When translating politics into policies, the American dimension is not the only goal. It is important that the Palestinian Nationalist Movement is revitalized somewhere so that it can express its Palestinian, nationalist goals in a convincing manner. That hasn’t been the case for a long time. Palestinian and American civil societies only represent their own interests, and what they have the capacity to achieve — regardless of the importance of the goal, particularly at this juncture — would be very different if there was an active Palestinian nationalist contingent capable of expressing a clear strategy for liberation. When that movement crystallizes, things will change. Of course, that involves making correct, strategic choices; the Palestinians have picked poor strategic options at times in the past.

Intersection of Right-Wingers

Many still don’t appreciate the existing chasm between American politics and Israeli politics. Many ruling Israeli politicians — among them, numerous members of the present government — are only an extension of the fanatics who took over the Republican Party. Sheldon Adelson is evidence of that, because he is one of the most generous donors to the Republican and the Israeli right. The ruling Israeli right and the American right have become fused. There are durable bonds between the bigoted and racist demagogues who presently hold sway over the Republican Party and those who dominate Israeli politics.

Although Obama is one of the most biased politicians for Israel when it comes to Palestinian rights, he gives Israelis and their American allies good reason to hate him when he exposes the ruse of the Iranian bogeyman and changes Middle East strategy at the end of his term.

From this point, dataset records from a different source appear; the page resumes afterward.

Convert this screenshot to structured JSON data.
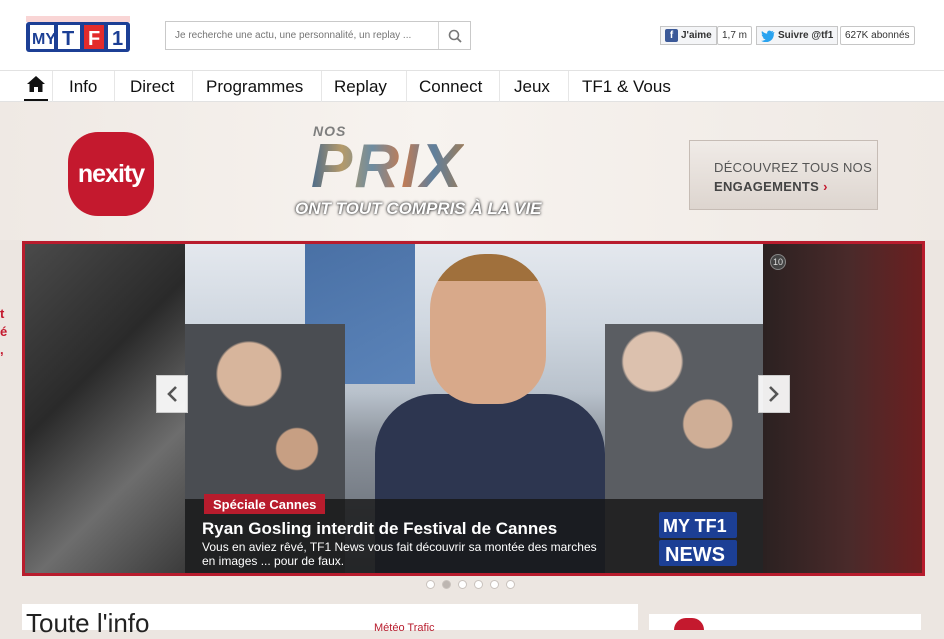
{
  "header": {
    "logo": "MY TF1",
    "search_placeholder": "Je recherche une actu, une personnalité, un replay ...",
    "facebook_like": "J'aime",
    "facebook_count": "1,7 m",
    "twitter_follow": "Suivre @tf1",
    "twitter_count": "627K abonnés"
  },
  "nav": {
    "items": [
      "Info",
      "Direct",
      "Programmes",
      "Replay",
      "Connect",
      "Jeux",
      "TF1 & Vous"
    ]
  },
  "banner": {
    "advertiser": "nexity",
    "prix_small": "NOS",
    "prix_big": "PRIX",
    "prix_sub": "ONT TOUT COMPRIS À LA VIE",
    "cta_line1": "DÉCOUVREZ TOUS NOS",
    "cta_line2": "ENGAGEMENTS"
  },
  "slider": {
    "tag": "Spéciale Cannes",
    "headline": "Ryan Gosling interdit de Festival de Cannes",
    "description": "Vous en aviez rêvé, TF1 News vous fait découvrir sa montée des marches en images ... pour de faux.",
    "badge": "10",
    "news_logo_top": "MY TF1",
    "news_logo_bottom": "NEWS",
    "dots": 6,
    "active_dot": 1
  },
  "bottom": {
    "title": "Toute l'info",
    "links": "Météo  Trafic"
  },
  "colors": {
    "brand_red": "#b81c2d",
    "nexity_red": "#c4192e",
    "tf1_blue": "#1c3f95"
  }
}
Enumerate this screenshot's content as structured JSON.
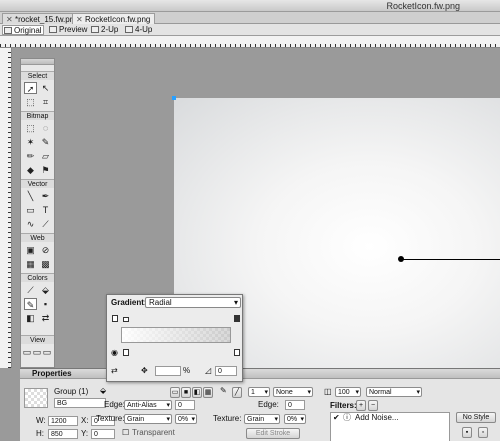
{
  "window": {
    "title": "RocketIcon.fw.png"
  },
  "tabs": [
    {
      "label": "*rocket_15.fw.png"
    },
    {
      "label": "RocketIcon.fw.png"
    }
  ],
  "viewbar": {
    "original": "Original",
    "preview": "Preview",
    "two_up": "2-Up",
    "four_up": "4-Up"
  },
  "tools": {
    "sections": [
      "Select",
      "Bitmap",
      "Vector",
      "Web",
      "Colors",
      "View"
    ],
    "text_tool": "T"
  },
  "gradient_popup": {
    "label": "Gradient:",
    "type": "Radial",
    "percent_symbol": "%",
    "angle_value": "0"
  },
  "properties": {
    "title": "Properties",
    "object_label": "Group (1)",
    "name_value": "BG",
    "w_label": "W:",
    "w_value": "1200",
    "x_label": "X:",
    "x_value": "0",
    "h_label": "H:",
    "h_value": "850",
    "y_label": "Y:",
    "y_value": "0",
    "fill_edge_label": "Edge:",
    "fill_edge_value": "Anti-Alias",
    "fill_edge_amount": "0",
    "fill_texture_label": "Texture:",
    "fill_texture_value": "Grain",
    "fill_texture_amount": "0%",
    "transparent_label": "Transparent",
    "stroke_size": "1",
    "stroke_type": "None",
    "stroke_edge_label": "Edge:",
    "stroke_edge_amount": "0",
    "stroke_texture_label": "Texture:",
    "stroke_texture_value": "Grain",
    "stroke_texture_amount": "0%",
    "edit_stroke": "Edit Stroke",
    "opacity": "100",
    "blend_mode": "Normal",
    "filters_label": "Filters:",
    "filter_item": "Add Noise...",
    "style_label": "No Style"
  }
}
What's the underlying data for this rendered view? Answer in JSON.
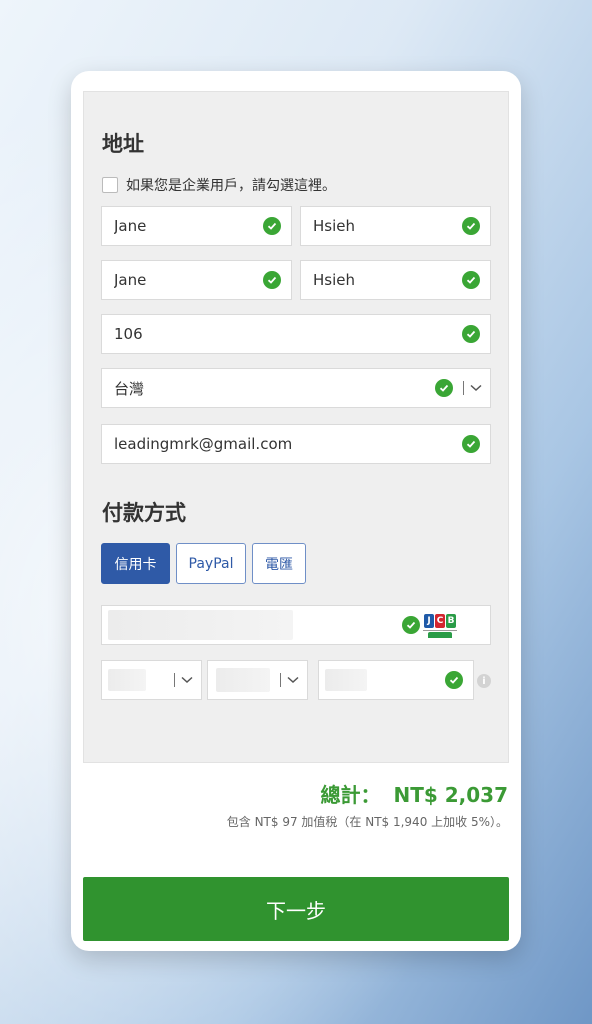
{
  "address": {
    "title": "地址",
    "business_checkbox_label": "如果您是企業用戶，請勾選這裡。",
    "first_name": "Jane",
    "last_name": "Hsieh",
    "first_name_2": "Jane",
    "last_name_2": "Hsieh",
    "postal_code": "106",
    "country": "台灣",
    "email": "leadingmrk@gmail.com"
  },
  "payment": {
    "title": "付款方式",
    "methods": [
      {
        "label": "信用卡",
        "active": true
      },
      {
        "label": "PayPal",
        "active": false
      },
      {
        "label": "電匯",
        "active": false
      }
    ],
    "card_brand_icon": "jcb-logo-icon"
  },
  "summary": {
    "total_label": "總計：",
    "total_value": "NT$ 2,037",
    "tax_note": "包含 NT$ 97 加值稅（在 NT$ 1,940 上加收 5%）。"
  },
  "actions": {
    "next_label": "下一步"
  },
  "colors": {
    "accent_green": "#30932f",
    "check_green": "#3aa635",
    "primary_blue": "#2f5aa7"
  }
}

Nor is it clear whether or not the Obama administration will issue standards or adopt a resolution in the United Nations regarding the Israeli-Palestinian conflict. Note that the protocol today is modeled on Bill Clinton’s standards, although Israel never took them seriously.

American-Arab Relations

American policymakers and business magnates began to realize that the three major allies of the United States in the region — Israel, Saudi Arabia and Turkey — are stirring up major problems within American policy, although the United States still considers those countries valuable assets. Many in Washington know this is nothing new. However, their ability to do something about the situation is limited, because American commercial interests are very influential and cannot be separated from Gulf oil money. Keep in mind that these interests include oil production, the banking sector, the housing sector, aircraft production, defense et cetera. Thus, although decision-makers see problems arising from the policies of these countries, some of the most powerful interests in the American economy are tied to the status quo in the Gulf region.

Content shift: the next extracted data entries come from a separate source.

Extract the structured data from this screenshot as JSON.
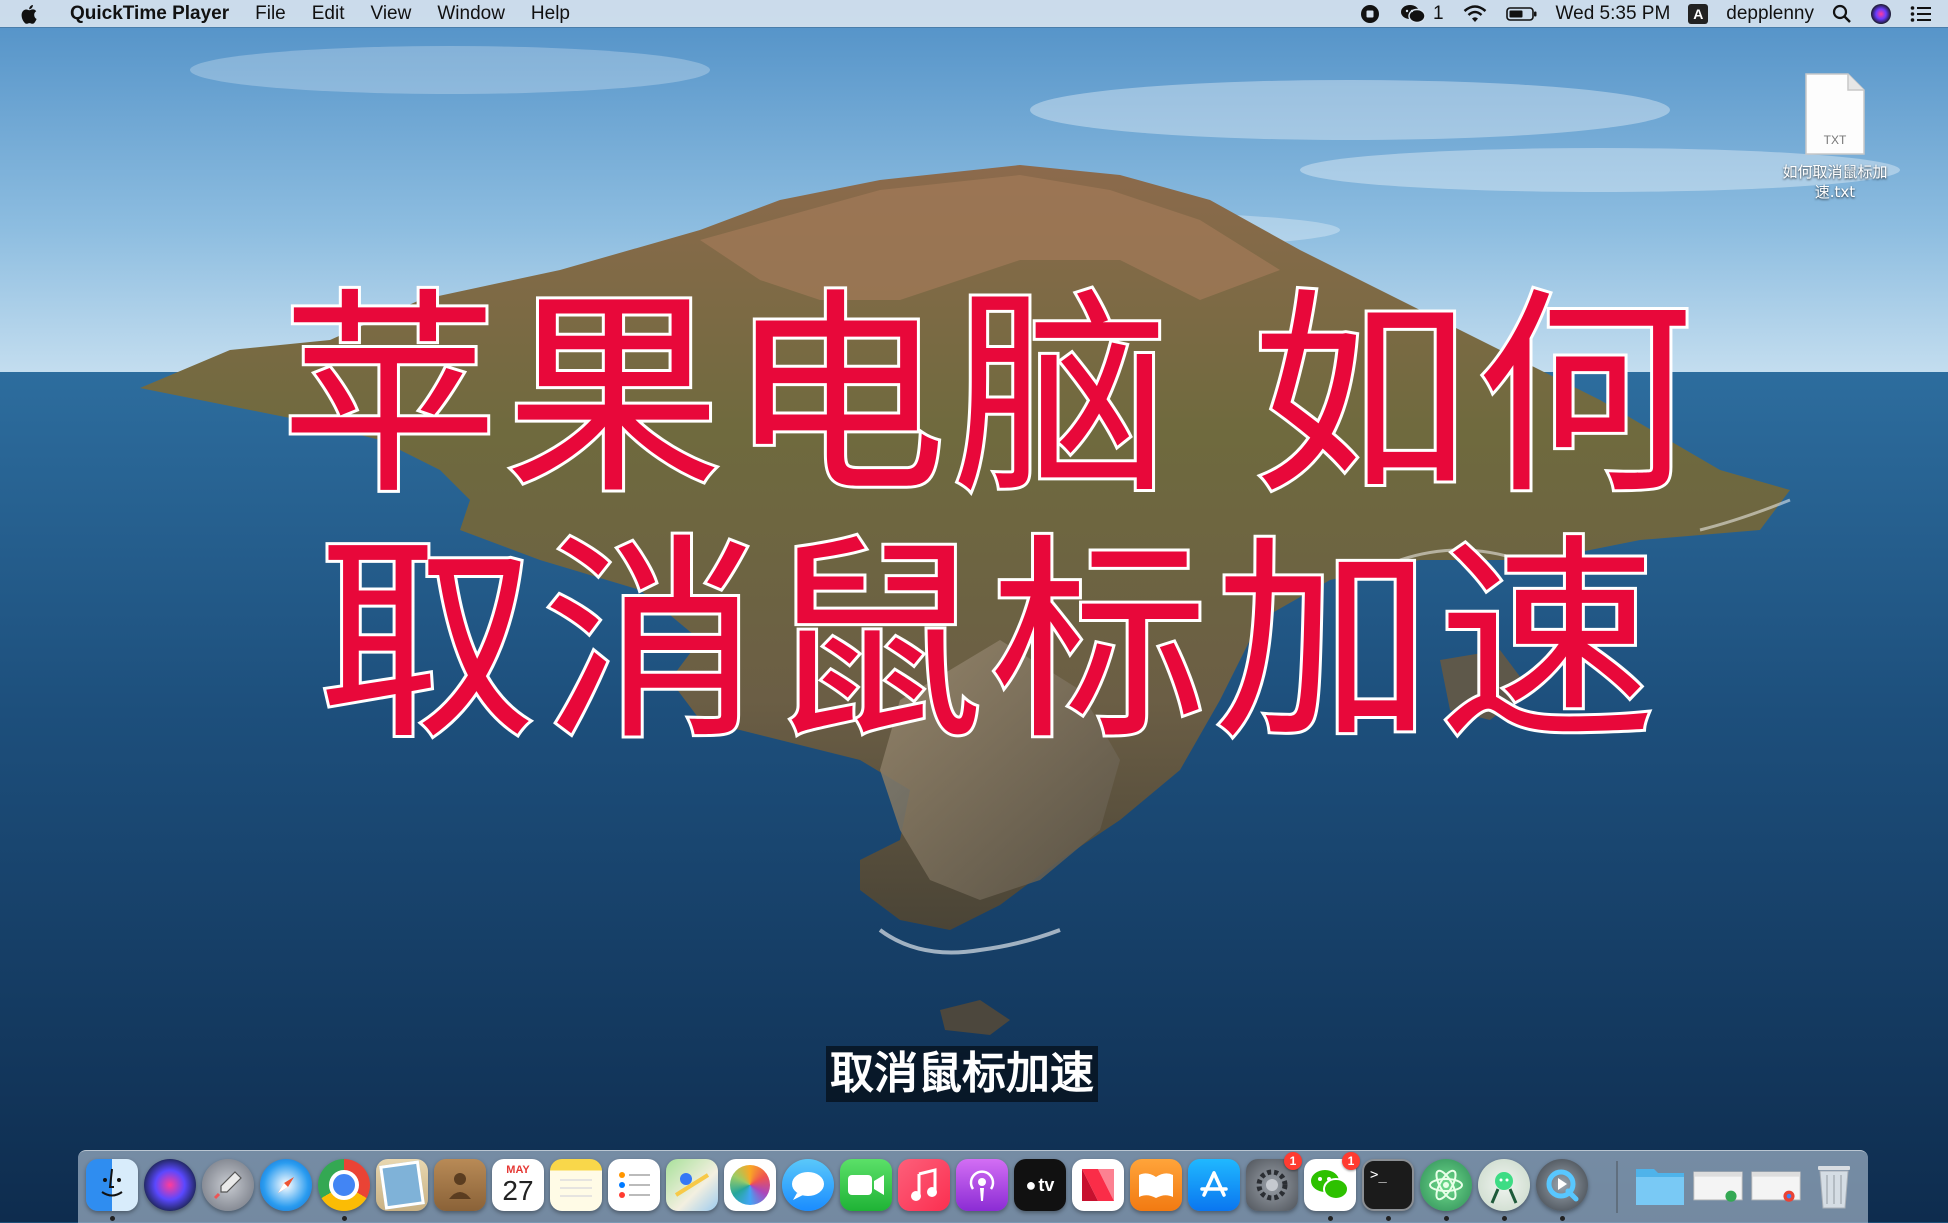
{
  "menubar": {
    "apple_icon": "apple-logo-icon",
    "app_name": "QuickTime Player",
    "menus": [
      "File",
      "Edit",
      "View",
      "Window",
      "Help"
    ],
    "status": {
      "wechat_count": "1",
      "datetime": "Wed 5:35 PM",
      "input_source": "A",
      "username": "depplenny"
    }
  },
  "desktop": {
    "file": {
      "type_label": "TXT",
      "name_line1": "如何取消鼠标加",
      "name_line2": "速.txt"
    }
  },
  "overlay": {
    "line1": "苹果电脑 如何",
    "line2": "取消鼠标加速",
    "color": "#e8083a"
  },
  "subtitle": "取消鼠标加速",
  "dock": {
    "calendar_month": "MAY",
    "calendar_day": "27",
    "tv_label": "tv",
    "system_prefs_badge": "1",
    "wechat_badge": "1",
    "terminal_prompt": ">_",
    "items": [
      "finder-icon",
      "siri-icon",
      "launchpad-icon",
      "safari-icon",
      "chrome-icon",
      "preview-icon",
      "contacts-icon",
      "calendar-icon",
      "notes-icon",
      "reminders-icon",
      "maps-icon",
      "photos-icon",
      "messages-icon",
      "facetime-icon",
      "music-icon",
      "podcasts-icon",
      "apple-tv-icon",
      "news-icon",
      "books-icon",
      "app-store-icon",
      "system-preferences-icon",
      "wechat-icon",
      "terminal-icon",
      "atom-icon",
      "android-studio-icon",
      "quicktime-icon",
      "downloads-folder-icon",
      "recent-document-icon",
      "chrome-window-icon",
      "trash-icon"
    ]
  }
}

President Obama and his administration pushed for change, but they lacked the resolve. No one knows whether the next administration will view matters in the same light. In the meantime, the toxic environment that the Saudi takfiri ideology* is spreading has helped establish alliances between Israel and Gulf states. Evidence of this alliance is the negotiation of an agreement placing the Raytheon anti-ballistic missile system in the United Arab Emirates. On the surface, an American company is busy building it, while Israel is the one actually managing it. This is a full-fledged military alliance in all but name. This is the atmosphere in which we are working today: The tyrants who are ruling the Gulf and have been dominating Arab politics for decades are moving forward publicly in an alliance with Israel.

*Editor’s note: Takfiri refers to the case when a Sunni Muslim accuses another Muslim of apostasy.